A mountain climber stands at the top of a 70.0m cliff hanging over an ocean. The climber throws thwo stones vertically 1.5s apart and observes that they cause a single splash when they hit the water. The first stone has an initial velociy of +2.0m/s
How long after the reliease of the first stone will the two stones hit the water?
What is the initial velocityt of the second stone?

I have no idea how to do this! Please help

Let initial velocity be u.

s = ut + 1/2 ft^2 (f = acceleration) (Equation A)

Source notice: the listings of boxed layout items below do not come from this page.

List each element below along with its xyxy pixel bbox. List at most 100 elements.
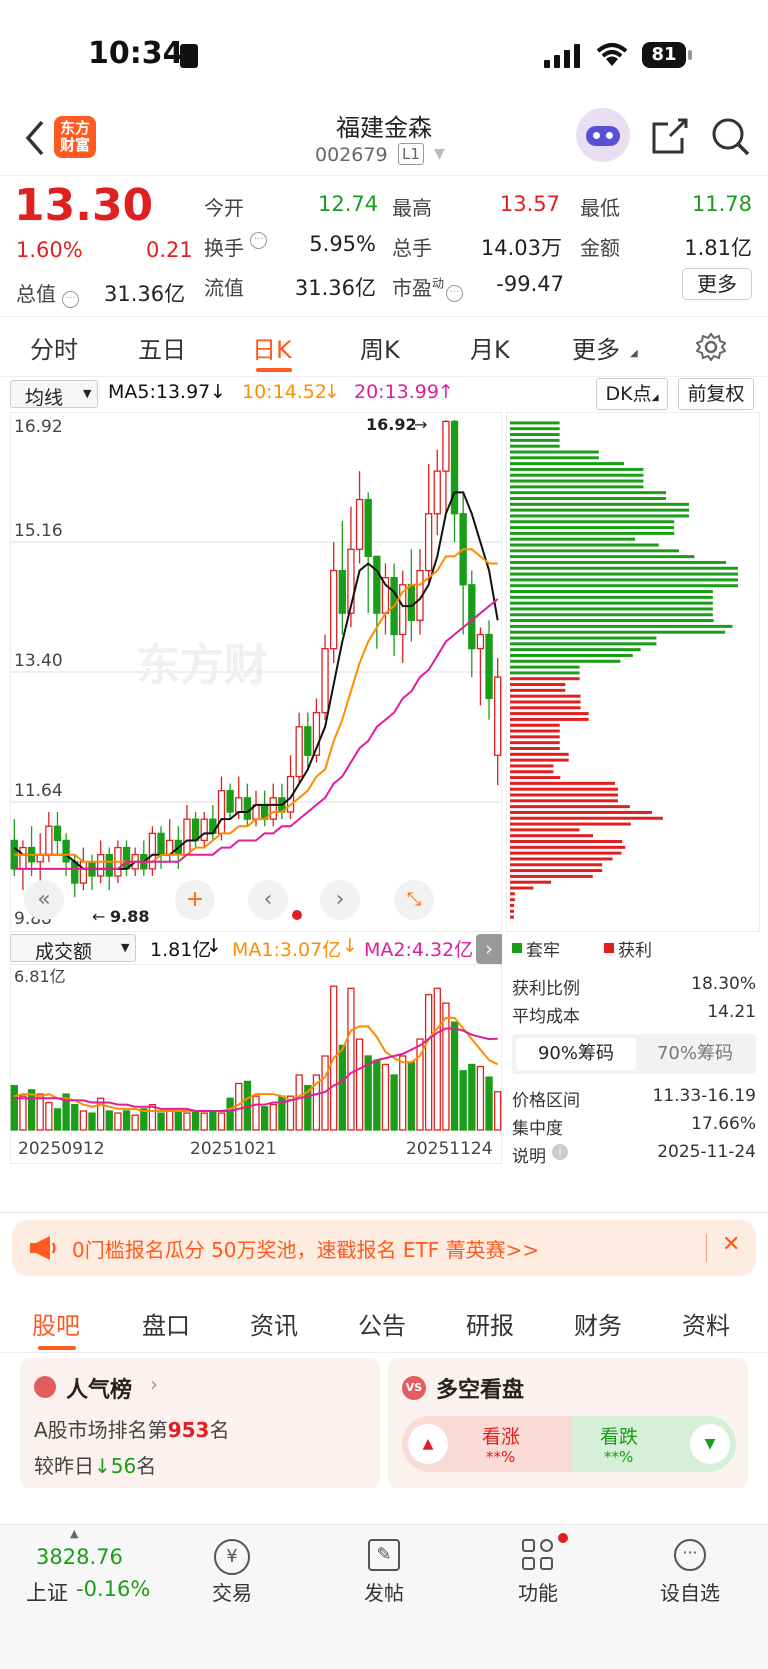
arrow-left-icon: ← <box>92 907 105 926</box>
prev-button[interactable]: ‹ <box>248 880 288 920</box>
volume-bar <box>399 1055 407 1131</box>
volume-indicator-select[interactable]: 成交额 ▼ <box>10 934 136 963</box>
tab-guba[interactable]: 股吧 <box>32 1306 80 1341</box>
tab-finance[interactable]: 财务 <box>574 1306 622 1341</box>
candle-body <box>243 797 252 820</box>
promo-banner[interactable]: 0门槛报名瓜分 50万奖池，速戳报名 ETF 菁英赛>> ✕ <box>12 1220 756 1276</box>
tab-five-day[interactable]: 五日 <box>138 330 186 365</box>
next-button[interactable]: › <box>320 880 360 920</box>
date-label: 20251021 <box>190 1139 277 1159</box>
expand-side-button[interactable]: › <box>476 934 502 964</box>
low-annotation: 9.88 <box>110 907 149 926</box>
chip-bar <box>510 880 552 884</box>
stock-code: 002679 <box>315 144 388 166</box>
index-ticker[interactable]: ▲ 3828.76 上证 -0.16% <box>20 1525 160 1625</box>
popularity-card[interactable]: 人气榜 › A股市场排名第953名 较昨日↓56名 <box>20 1358 380 1488</box>
tab-profile[interactable]: 资料 <box>682 1306 730 1341</box>
stock-code-row[interactable]: 002679 L1 ▼ <box>300 142 480 170</box>
arrow-down-icon: ↓ <box>324 381 340 403</box>
chip-bar <box>510 526 675 530</box>
rank-value: 953 <box>167 1418 210 1442</box>
robot-avatar-icon[interactable] <box>576 108 630 162</box>
tab-announcement[interactable]: 公告 <box>358 1306 406 1341</box>
chevron-right-icon: › <box>150 1372 158 1396</box>
chip-bar <box>510 648 641 652</box>
volume-bar <box>114 1112 122 1131</box>
zoom-in-button[interactable]: + <box>175 880 215 920</box>
tab-more[interactable]: 更多 <box>572 330 620 365</box>
tab-minute[interactable]: 分时 <box>30 330 78 365</box>
tab-70-chips[interactable]: 70%筹码 <box>636 1038 754 1070</box>
info-icon[interactable]: ··· <box>250 232 268 249</box>
tab-news[interactable]: 资讯 <box>250 1306 298 1341</box>
candle-body <box>62 839 70 863</box>
dk-button[interactable]: DK点◢ <box>596 378 668 410</box>
tab-research[interactable]: 研报 <box>466 1306 514 1341</box>
volume-bar <box>450 1021 459 1131</box>
info-icon[interactable]: ··· <box>62 291 80 308</box>
tab-pankou[interactable]: 盘口 <box>142 1306 190 1341</box>
chip-bar <box>510 659 621 663</box>
adjust-button[interactable]: 前复权 <box>678 378 754 410</box>
id-card-icon <box>180 44 198 68</box>
chip-bar <box>510 613 713 617</box>
candle-body <box>200 818 208 842</box>
high-label: 最高 <box>392 196 432 220</box>
tab-90-chips[interactable]: 90%筹码 <box>516 1038 636 1070</box>
wifi-icon <box>596 43 628 66</box>
search-icon[interactable] <box>710 116 752 158</box>
vol-ma1-label: MA1:3.07亿 <box>232 939 342 961</box>
pe-label: 市盈动··· <box>392 272 464 302</box>
turnover-value: 5.95% <box>309 232 376 256</box>
candle-body <box>217 790 226 835</box>
live-dot <box>292 910 302 920</box>
more-button[interactable]: 更多 <box>682 268 752 300</box>
chip-bar <box>510 857 613 861</box>
bear-pct: **% <box>604 1448 634 1466</box>
amount-label: 金额 <box>580 236 620 260</box>
expand-button[interactable]: ⤡ <box>394 880 434 920</box>
turnover-label: 换手 ··· <box>204 232 268 261</box>
close-icon[interactable]: ✕ <box>722 1232 740 1257</box>
tab-weekly-k[interactable]: 周K <box>360 330 400 365</box>
divider <box>0 376 768 377</box>
bull-button[interactable]: ▲ 看涨 **% <box>402 1416 572 1472</box>
volume-bar <box>140 1108 148 1131</box>
candle-body <box>321 648 329 714</box>
caret-down-icon: ▼ <box>121 941 130 954</box>
chip-bar <box>510 665 580 669</box>
clock: 10:34 <box>88 36 184 71</box>
settings-gear-icon[interactable] <box>696 332 726 362</box>
indicator-select[interactable]: 均线 ▼ <box>10 380 98 409</box>
chip-bar <box>510 601 713 605</box>
bear-button[interactable]: 看跌 **% ▼ <box>572 1416 736 1472</box>
index-name: 上证 <box>26 1581 68 1605</box>
candle-body <box>235 797 243 813</box>
signal-icon <box>544 44 584 68</box>
rewind-button[interactable]: « <box>24 880 64 920</box>
open-value: 12.74 <box>318 192 379 216</box>
candle-body <box>269 797 277 820</box>
battery-tip <box>688 50 692 60</box>
info-icon[interactable]: i <box>552 1144 568 1160</box>
info-icon[interactable]: ··· <box>446 285 464 302</box>
notification-dot <box>558 1533 568 1543</box>
chip-bar <box>510 776 561 780</box>
volume-bar <box>485 1076 493 1131</box>
trapped-legend-dot <box>512 943 522 953</box>
volume-bar <box>183 1112 191 1131</box>
logo-text: 东方财富 <box>59 119 90 154</box>
share-icon[interactable] <box>650 116 690 156</box>
tab-daily-k[interactable]: 日K <box>252 330 292 365</box>
chip-tabs: 90%筹码 70%筹码 <box>512 1034 756 1074</box>
candle-body <box>191 818 200 842</box>
arrow-up-icon: ↑ <box>438 381 454 403</box>
tab-monthly-k[interactable]: 月K <box>470 330 510 365</box>
back-icon[interactable] <box>24 118 48 158</box>
candlestick-chart[interactable]: 东方财 16.92 15.16 13.40 11.64 9.88 16.92 →… <box>10 412 502 932</box>
candle-body <box>71 861 79 884</box>
megaphone-icon <box>30 1236 56 1260</box>
volume-bar <box>252 1095 260 1131</box>
volume-bar <box>53 1108 62 1131</box>
volume-bar <box>355 1038 364 1131</box>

In case of the first stone, the above is:

70 = 2t +1/2 g t^2 (g = 9.81) Eqauation C

Find value of t from above.

t =3.57

For the second stone, time = t - 1.5 =2.07

From equation A

70 = u 2.07 + 1/2 g 2.07^2

u = 24 (Approx)

ANSWER:

Initial velocity of second stone = 24
Time = 3.57

Set up a table for both of the stones. (This table works for any free-fall problem by the way)

stone 1:
y(initial)= 70 m (since it starts at the top of the cliff)
y(final)= 0 m (since it ends at the bottom of the cliff)
v(initial)= +2 m/s (Since it is a + velocity it means it was thrown upward)
v(final)=?
a= -9.8 m/s^2 (this is always true near the Earth's surface and the object is in free-fall)
t= t1 (some unknown time, but I will label it t1)

stone 2:
y(initial)= 70 m (since it starts at the top of the cliff)
y(final)= 0 m (since it ends at the bottom of the cliff)
v(initial)=?
v(final)=?
a= -9.8 m/s^2 (this is always true near the Earth's surface and the object is in free-fall)
t= t1-1.5s (since stone 1 is thrown first, and both stones hit the water at the same time, then the second stone must be in the air 1.5s less than the first stone.)


Now for each stone you can use your kinematic equations to solve for your unknown stuff. You should be able to solve for all the stuff for stone 1 first, then move on to stone 2

These tables are a good way to organize the information given to you.